Of course, there are still many opponents of anthem kneeling. The demonstration causes a visceral reaction (which is also why it has been so effective). At this point, it’s hard to stand out among the critics of anthem kneeling who keep making the same, tired arguments.

Oklahoma state representative Sean Roberts found a way.

Roberts, via Oklahoma’s News 4:

“By kneeling during the playing of the national anthem, the NBA and its players are showing disrespect to the American flag and all it stands for. This anti-patriotic act makes clear the NBA’s support of the Black Lives Matter group and its goal of defunding our nation’s police, its ties to Marxism and its efforts to destroy nuclear families.

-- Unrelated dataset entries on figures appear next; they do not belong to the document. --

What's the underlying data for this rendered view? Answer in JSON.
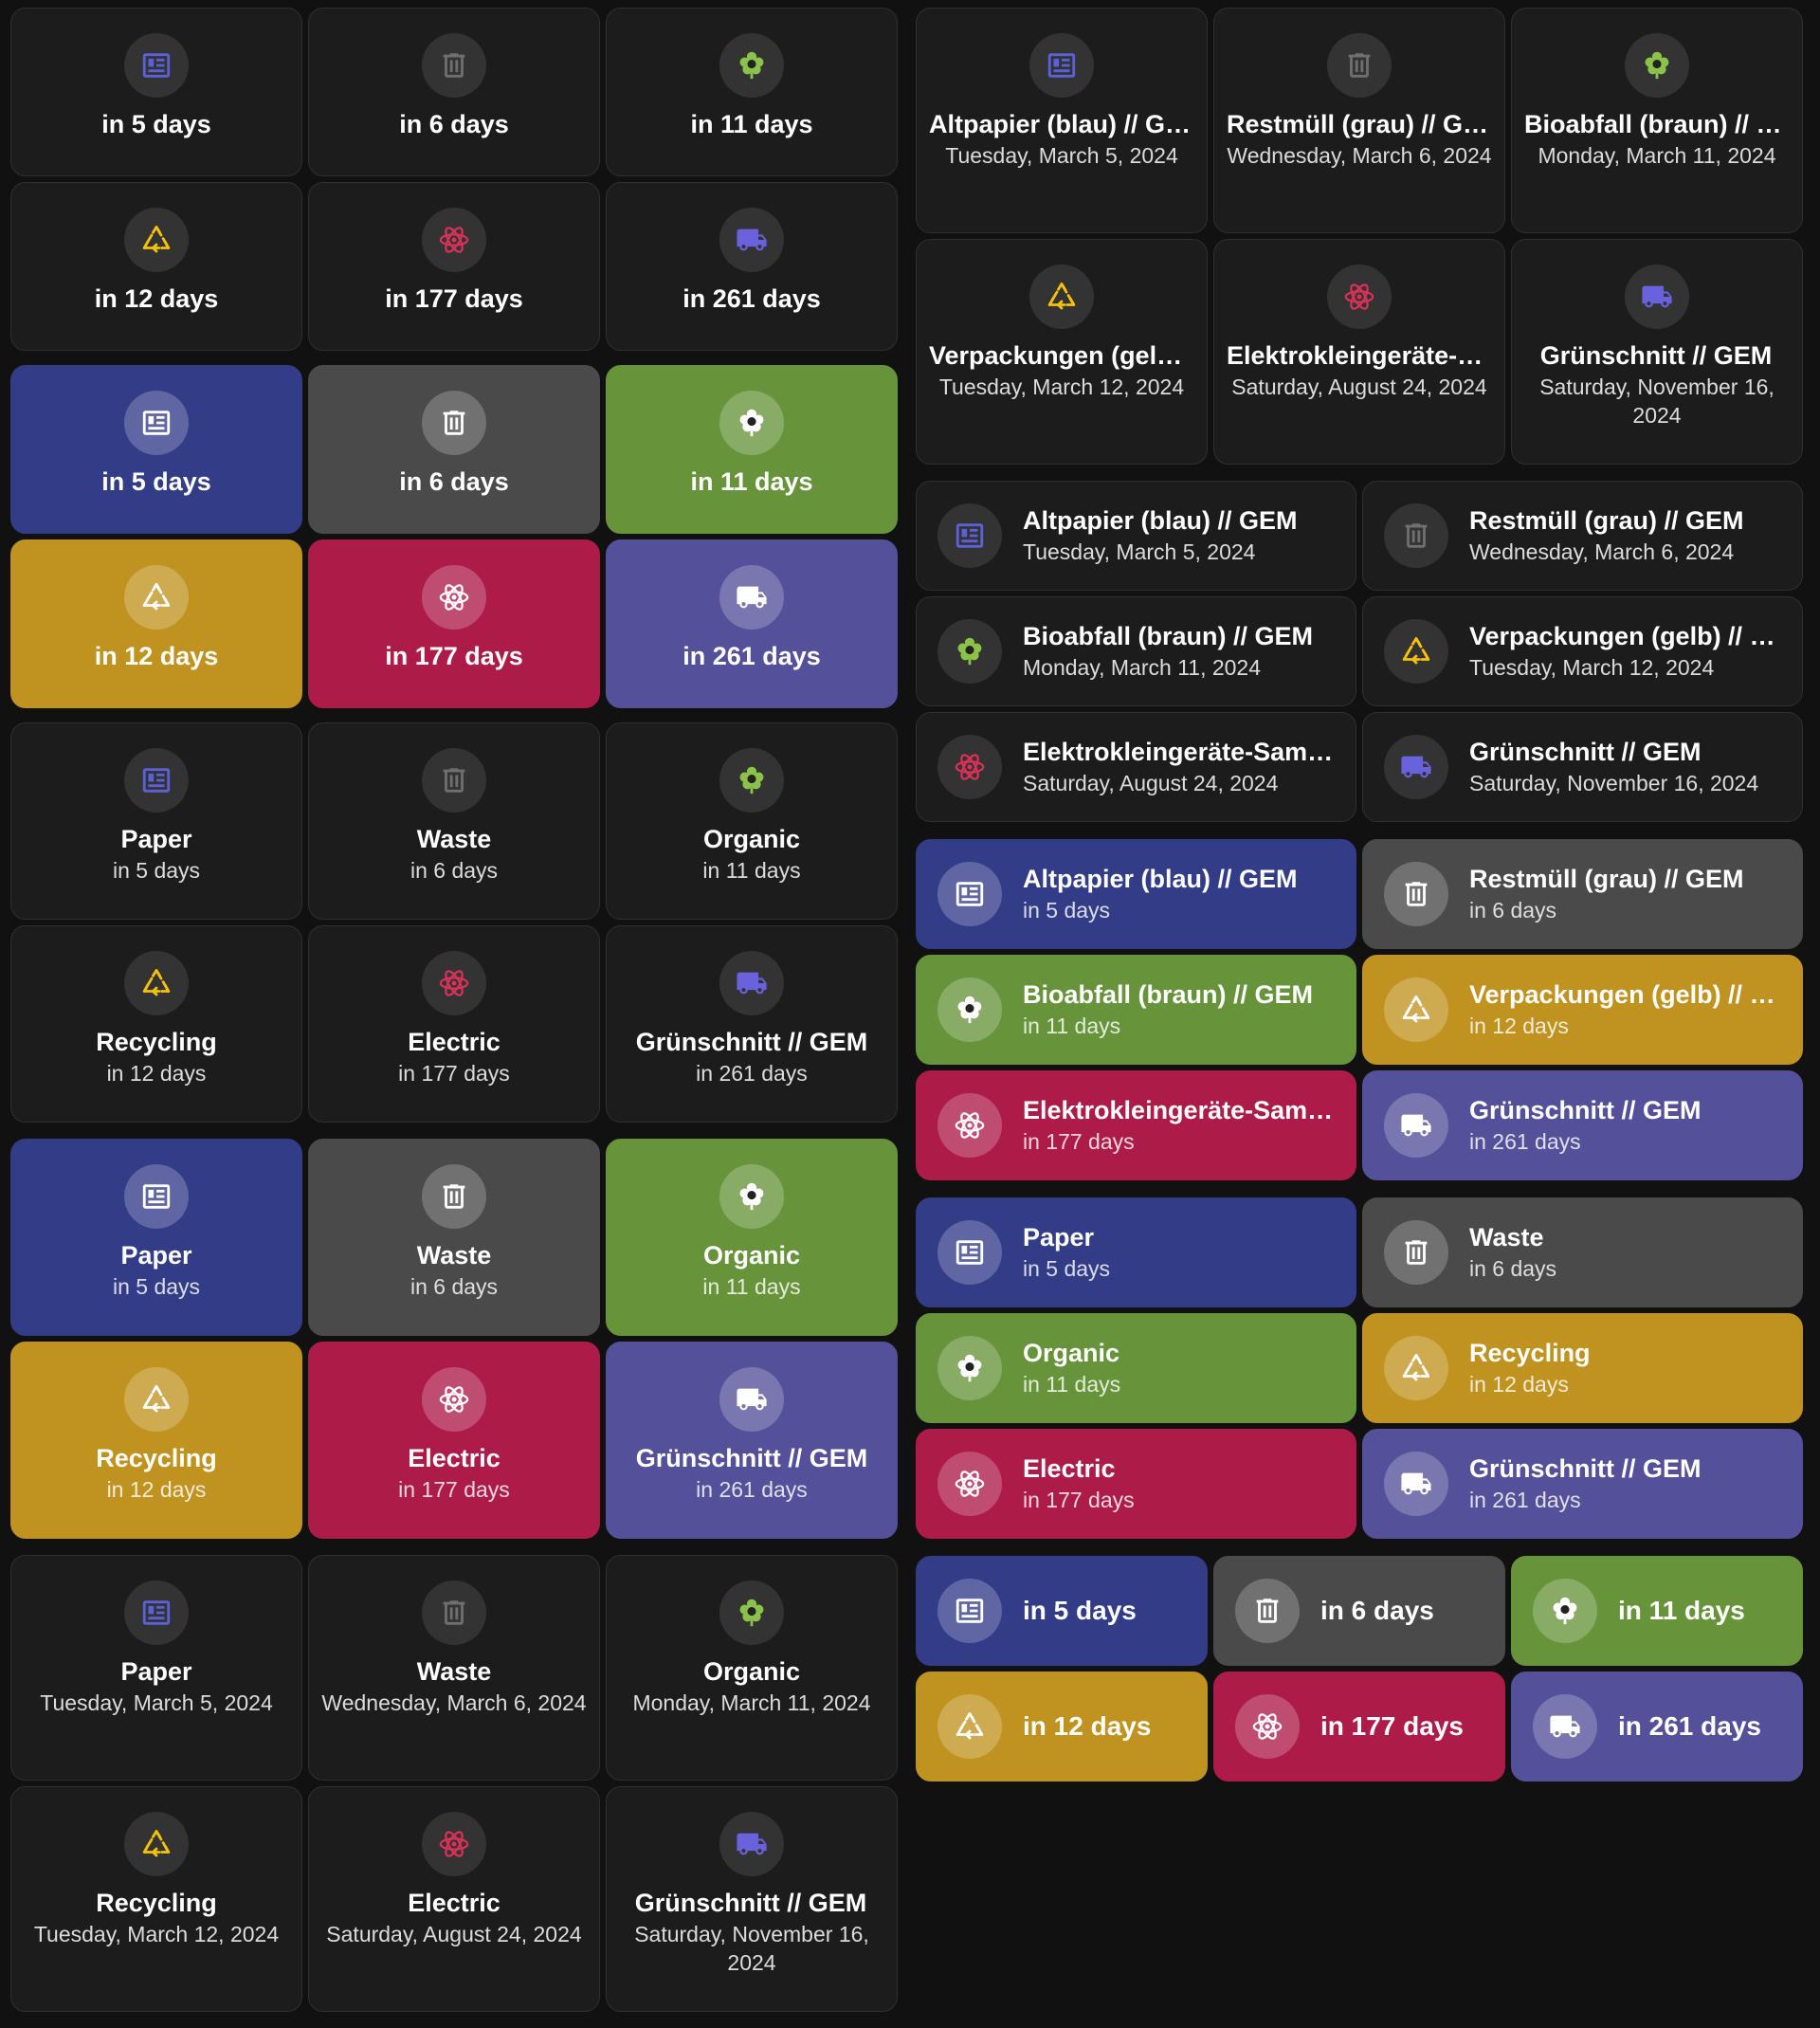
{
  "colors": {
    "paper": "#323c87",
    "waste": "#4a4a4a",
    "organic": "#67943a",
    "recycling": "#c09320",
    "electric": "#ad1c49",
    "green_waste": "#54509a",
    "icon_paper": "#5b62d8",
    "icon_waste": "#6f6f6f",
    "icon_organic": "#8bc34a",
    "icon_recycling": "#f4c20d",
    "icon_electric": "#d93159",
    "icon_green_waste": "#6a62dd"
  },
  "icons": {
    "paper": "newspaper-icon",
    "waste": "trash-can-icon",
    "organic": "flower-icon",
    "recycling": "recycle-icon",
    "electric": "atom-icon",
    "green_waste": "truck-icon"
  },
  "days": {
    "paper": "in 5 days",
    "waste": "in 6 days",
    "organic": "in 11 days",
    "recycling": "in 12 days",
    "electric": "in 177 days",
    "green_waste": "in 261 days"
  },
  "dates": {
    "paper": "Tuesday, March 5, 2024",
    "waste": "Wednesday, March 6, 2024",
    "organic": "Monday, March 11, 2024",
    "recycling": "Tuesday, March 12, 2024",
    "electric": "Saturday, August 24, 2024",
    "green_waste": "Saturday, November 16, 2024"
  },
  "short_names": {
    "paper": "Paper",
    "waste": "Waste",
    "organic": "Organic",
    "recycling": "Recycling",
    "electric": "Electric",
    "green_waste": "Grünschnitt // GEM"
  },
  "full_names": {
    "paper": "Altpapier (blau) // GEM",
    "waste": "Restmüll (grau) // GEM",
    "organic": "Bioabfall (braun) // GEM",
    "recycling": "Verpackungen (gelb) // GEM",
    "electric": "Elektrokleingeräte-Sammlung // GEM",
    "green_waste": "Grünschnitt // GEM"
  }
}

If the Oklahoma City Thunder leadership and players follow the current trend of the NBA by kneeling during the national anthem prior to Saturday’s game, perhaps we need to reexamine the significant tax benefits the State of Oklahoma granted the Oklahoma City Thunder organization when they came to Oklahoma. Through the Quality Jobs Act, the Thunder is still under contract to receive these tax breaks from our state until 2024.

Perhaps these funds would be better served in support of our police departments rather than giving tax breaks to an organization that supports defunding police and the dissolution of the American nuclear family.”

This is outrageous.

It’s outrageous that the Thunder get such a targeted tax break. The franchise is a private company that should succeed or fail based on its own merits. While it’s easy for NBA fans (like readers of this site) to get caught up in the league, professional basketball isn’t actually important for the greater good.

It’s outrageous that a company’s tax status could depend on how its employees exercise their freedom of expression. The First Amendment still exists.

Ultimately, Roberts almost certainly doesn’t have the power to do what he’s threatening. This is grandstanding for political gain. It gets Roberts into national headlines and little else. Mission accomplished, I guess.

So, Roberts builds a reputation as another big-government politician – someone who wants to use the heavy hand of government to dissuade free expression.